The amendments to the law in 2013 now means that, in it's current form, it roughly stipulates that convicts will receive a 30 day sentence reduction per published academic work – regardless of the quality or length of the publication. These rules exist alongside various other methods of reducing one's sentence through approved volunteer work, paid work or schooling.
On the one hand, this may appear to be a sound rule, in line with the right to freedom of speech as found in the European Convention of Human Rights. On the other hand, it in practise functions more like a loophole that enables those without an academic background to be taken for real intellectuals, despite the fact that their contribution to said works has actually been next to nothing.

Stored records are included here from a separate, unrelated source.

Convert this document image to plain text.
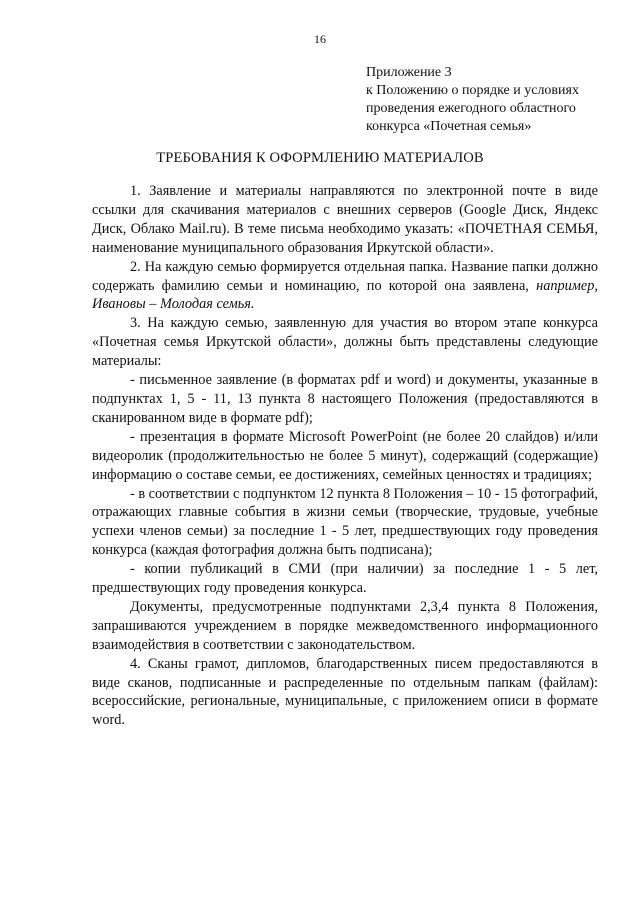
16
Приложение 3
к Положению о порядке и условиях
проведения ежегодного областного
конкурса «Почетная семья»
ТРЕБОВАНИЯ К ОФОРМЛЕНИЮ МАТЕРИАЛОВ

1. Заявление и материалы направляются по электронной почте в виде ссылки для скачивания материалов с внешних серверов (Google Диск, Яндекс Диск, Облако Mail.ru). В теме письма необходимо указать: «ПОЧЕТНАЯ СЕМЬЯ, наименование муниципального образования Иркутской области».

2. На каждую семью формируется отдельная папка. Название папки должно содержать фамилию семьи и номинацию, по которой она заявлена, например, Ивановы – Молодая семья.

3. На каждую семью, заявленную для участия во втором этапе конкурса «Почетная семья Иркутской области», должны быть представлены следующие материалы:

- письменное заявление (в форматах pdf и word) и документы, указанные в подпунктах 1, 5 - 11, 13 пункта 8 настоящего Положения (предоставляются в сканированном виде в формате pdf);

- презентация в формате Microsoft PowerPoint (не более 20 слайдов) и/или видеоролик (продолжительностью не более 5 минут), содержащий (содержащие) информацию о составе семьи, ее достижениях, семейных ценностях и традициях;

- в соответствии с подпунктом 12 пункта 8 Положения – 10 - 15 фотографий, отражающих главные события в жизни семьи (творческие, трудовые, учебные успехи членов семьи) за последние 1 - 5 лет, предшествующих году проведения конкурса (каждая фотография должна быть подписана);

- копии публикаций в СМИ (при наличии) за последние 1 - 5 лет, предшествующих году проведения конкурса.

Документы, предусмотренные подпунктами 2,3,4 пункта 8 Положения, запрашиваются учреждением в порядке межведомственного информационного взаимодействия в соответствии с законодательством.

4. Сканы грамот, дипломов, благодарственных писем предоставляются в виде сканов, подписанные и распределенные по отдельным папкам (файлам): всероссийские, региональные, муниципальные, с приложением описи в формате word.
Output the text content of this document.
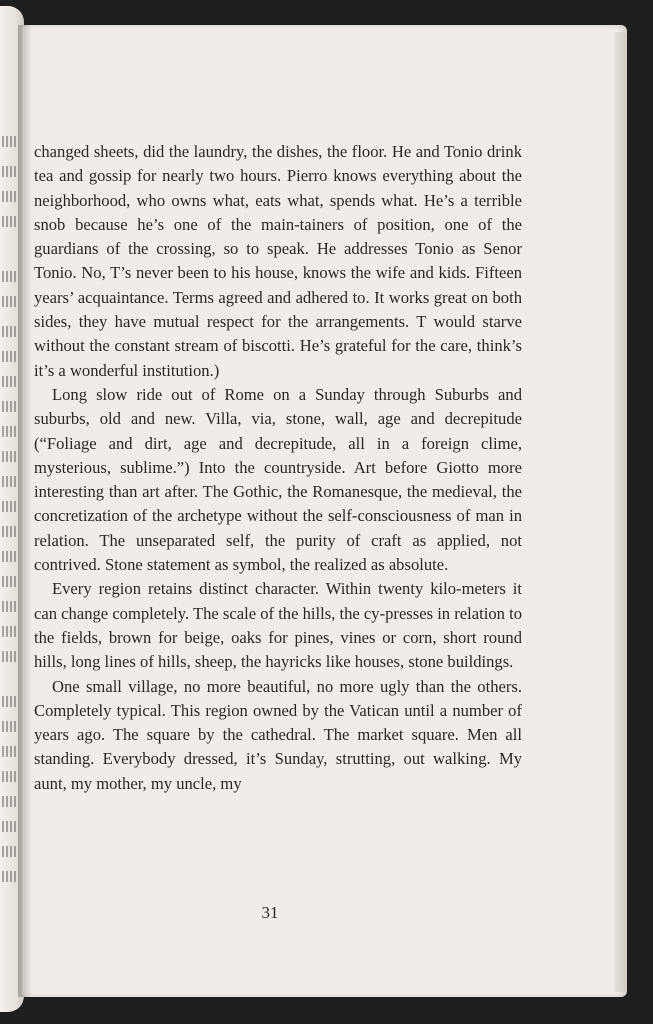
changed sheets, did the laundry, the dishes, the floor. He and Tonio drink tea and gossip for nearly two hours. Pierro knows everything about the neighborhood, who owns what, eats what, spends what. He’s a terrible snob because he’s one of the main-tainers of position, one of the guardians of the crossing, so to speak. He addresses Tonio as Senor Tonio. No, T’s never been to his house, knows the wife and kids. Fifteen years’ acquaintance. Terms agreed and adhered to. It works great on both sides, they have mutual respect for the arrangements. T would starve without the constant stream of biscotti. He’s grateful for the care, think’s it’s a wonderful institution.)

Long slow ride out of Rome on a Sunday through Suburbs and suburbs, old and new. Villa, via, stone, wall, age and decrepitude (“Foliage and dirt, age and decrepitude, all in a foreign clime, mysterious, sublime.”) Into the countryside. Art before Giotto more interesting than art after. The Gothic, the Romanesque, the medieval, the concretization of the archetype without the self-consciousness of man in relation. The unseparated self, the purity of craft as applied, not contrived. Stone statement as symbol, the realized as absolute.

Every region retains distinct character. Within twenty kilo-meters it can change completely. The scale of the hills, the cy-presses in relation to the fields, brown for beige, oaks for pines, vines or corn, short round hills, long lines of hills, sheep, the hayricks like houses, stone buildings.

One small village, no more beautiful, no more ugly than the others. Completely typical. This region owned by the Vatican until a number of years ago. The square by the cathedral. The market square. Men all standing. Everybody dressed, it’s Sunday, strutting, out walking. My aunt, my mother, my uncle, my

31
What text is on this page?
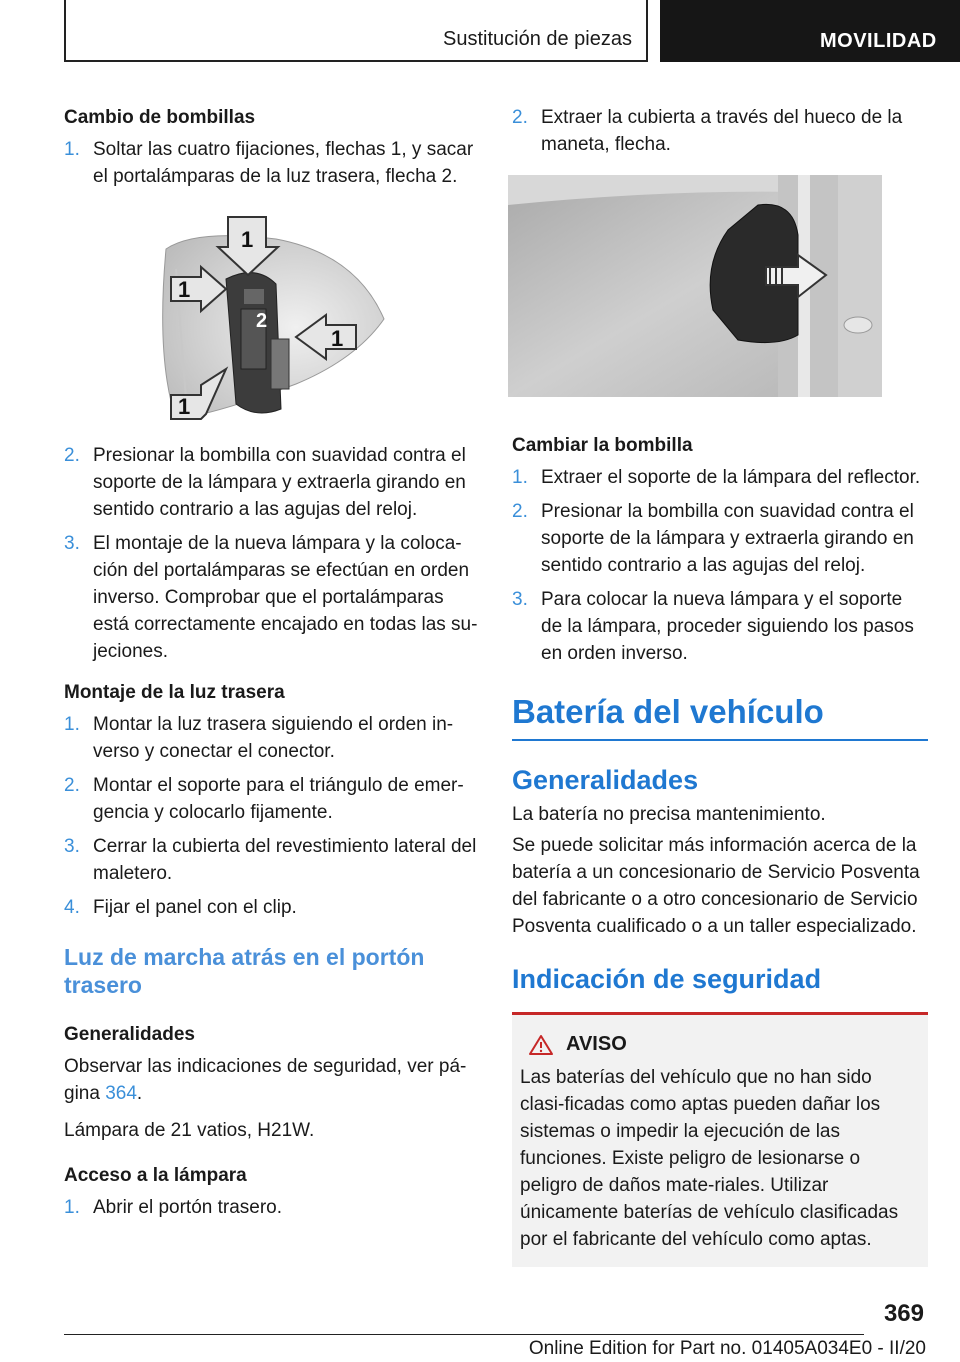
Sustitución de piezas	MOVILIDAD
Cambio de bombillas
1. Soltar las cuatro fijaciones, flechas 1, y sacar el portalámparas de la luz trasera, flecha 2.
1
1
2
1
1
2. Presionar la bombilla con suavidad contra el soporte de la lámpara y extraerla girando en sentido contrario a las agujas del reloj.
3. El montaje de la nueva lámpara y la coloca-ción del portalámparas se efectúan en orden inverso. Comprobar que el portalámparas está correctamente encajado en todas las su-jeciones.
Montaje de la luz trasera
1. Montar la luz trasera siguiendo el orden in-verso y conectar el conector.
2. Montar el soporte para el triángulo de emer-gencia y colocarlo fijamente.
3. Cerrar la cubierta del revestimiento lateral del maletero.
4. Fijar el panel con el clip.
Luz de marcha atrás en el portón trasero
Generalidades

Observar las indicaciones de seguridad, ver pá-gina 364.

Lámpara de 21 vatios, H21W.

Acceso a la lámpara
1. Abrir el portón trasero.
2. Extraer la cubierta a través del hueco de la maneta, flecha.
Cambiar la bombilla
1. Extraer el soporte de la lámpara del reflector.
2. Presionar la bombilla con suavidad contra el soporte de la lámpara y extraerla girando en sentido contrario a las agujas del reloj.
3. Para colocar la nueva lámpara y el soporte de la lámpara, proceder siguiendo los pasos en orden inverso.
Batería del vehículo
Generalidades

La batería no precisa mantenimiento.

Se puede solicitar más información acerca de la batería a un concesionario de Servicio Posventa del fabricante o a otro concesionario de Servicio Posventa cualificado o a un taller especializado.

Indicación de seguridad
AVISO
Las baterías del vehículo que no han sido clasi-ficadas como aptas pueden dañar los sistemas o impedir la ejecución de las funciones. Existe peligro de lesionarse o peligro de daños mate-riales. Utilizar únicamente baterías de vehículo clasificadas por el fabricante del vehículo como aptas.
369
Online Edition for Part no. 01405A034E0 - II/20
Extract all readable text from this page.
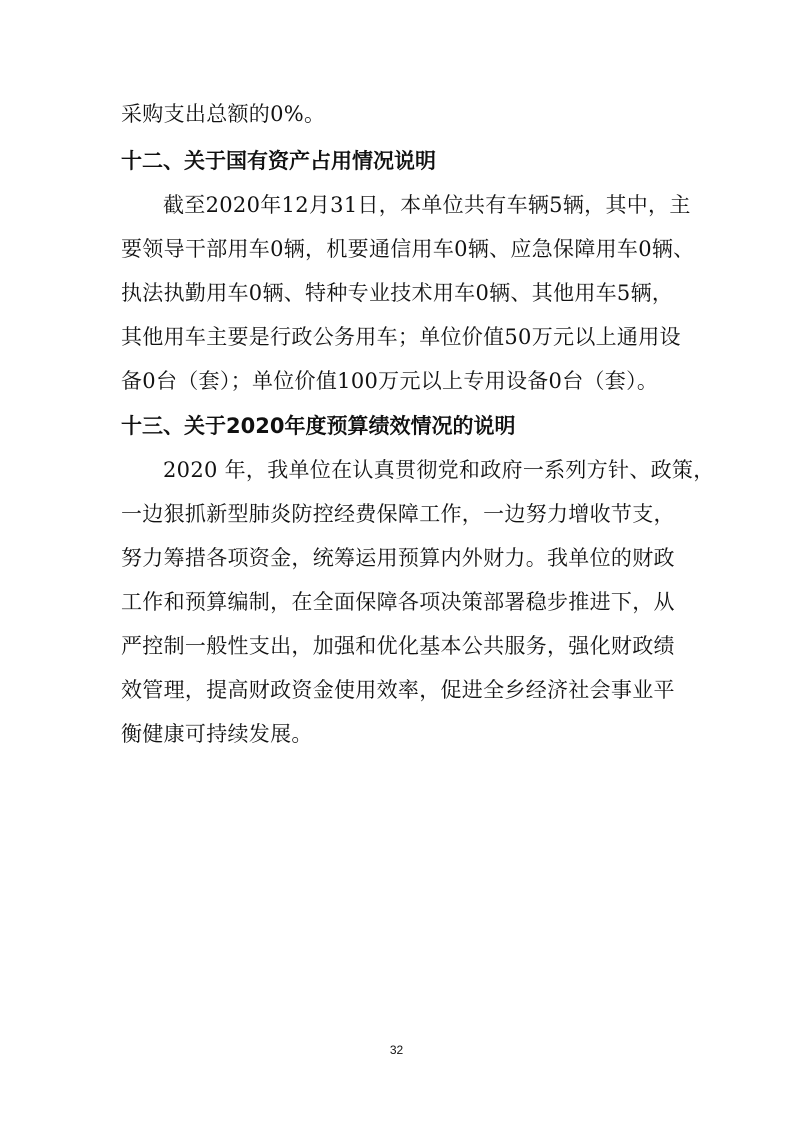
采购支出总额的0%。
十二、关于国有资产占用情况说明
截至2020年12月31日，本单位共有车辆5辆，其中，主
要领导干部用车0辆，机要通信用车0辆、应急保障用车0辆、
执法执勤用车0辆、特种专业技术用车0辆、其他用车5辆，
其他用车主要是行政公务用车；单位价值50万元以上通用设
备0台（套）；单位价值100万元以上专用设备0台（套）。
十三、关于2020年度预算绩效情况的说明
2020 年，我单位在认真贯彻党和政府一系列方针、政策，
一边狠抓新型肺炎防控经费保障工作，一边努力增收节支，
努力筹措各项资金，统筹运用预算内外财力。我单位的财政
工作和预算编制，在全面保障各项决策部署稳步推进下，从
严控制一般性支出，加强和优化基本公共服务，强化财政绩
效管理，提高财政资金使用效率，促进全乡经济社会事业平
衡健康可持续发展。
32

The number of published works by prisoners has witnessed a bewildering increase since the amendment to the law: from 90 in 2014 to 340 in 2015. Sadly, this growth isn’t so much due to the government's investment in the rehabilitation of convicts, but more to the financial power some detainees maintain whilst behind bars.
Nevertheless, it wouldn’t be fair to generalise. Some of those involved, although certainly guilty of white-collar crimes, have an extensive intellectual background that justifies them publishing academic works during their imprisonment.
For example, Romania’s former Prime Minister, Adrian Năstase – who was found guilty of fraud and embezzlement – managed to publish three academic works while in prison. This hardly came as a surprise, since he had been a prominent political intellectual, as well as a former law lecturer at the University of Law in Bucharest.
However, those indirectly responsible for the need to repeal an otherwise solid piece of legislation are those very financial criminals who aren't exactly known for their intellectual ability. From loan sharks to members of Romanian crime families, they have nevertheless all somehow managed to churn out volumes upon volumes of scientific work, which served as their get-out-of-jail-free cards. Ultimately this allowed them to return to their unsavoury dealings in the outside world.
Recent evidence has shown that the true authors were "bought" by the prisoners for hefty sums – and hefty threats of what could happen should they disobey.
Can justice be served?
In this author’s view, the obscenity of the situation doesn’t so much lie in the obvious copyright infringement, but the blatant moral disregard for another person’s creative rights. By so easily being able to "purchase" this window of opportunity, such convicts illustrate the aforementioned phenomenon of putting the needs of the rich and powerful (and immoral) above the needs of those who carry less financial weight and influence. They say that the pen is mightier than the sword, but the purse is apparently stronger still.
Repealing (or at least amending) Law 254/2013 would not be an infringement of basic human rights (as some domestic media outlets want us to believe), but a way in which the new government can put things in order and claim that justice has been served in favour of those who need it most.
It’s inadmissible that an entire population be left at the mercy of playground thugs, as the aim of the law should always be to punish and deter.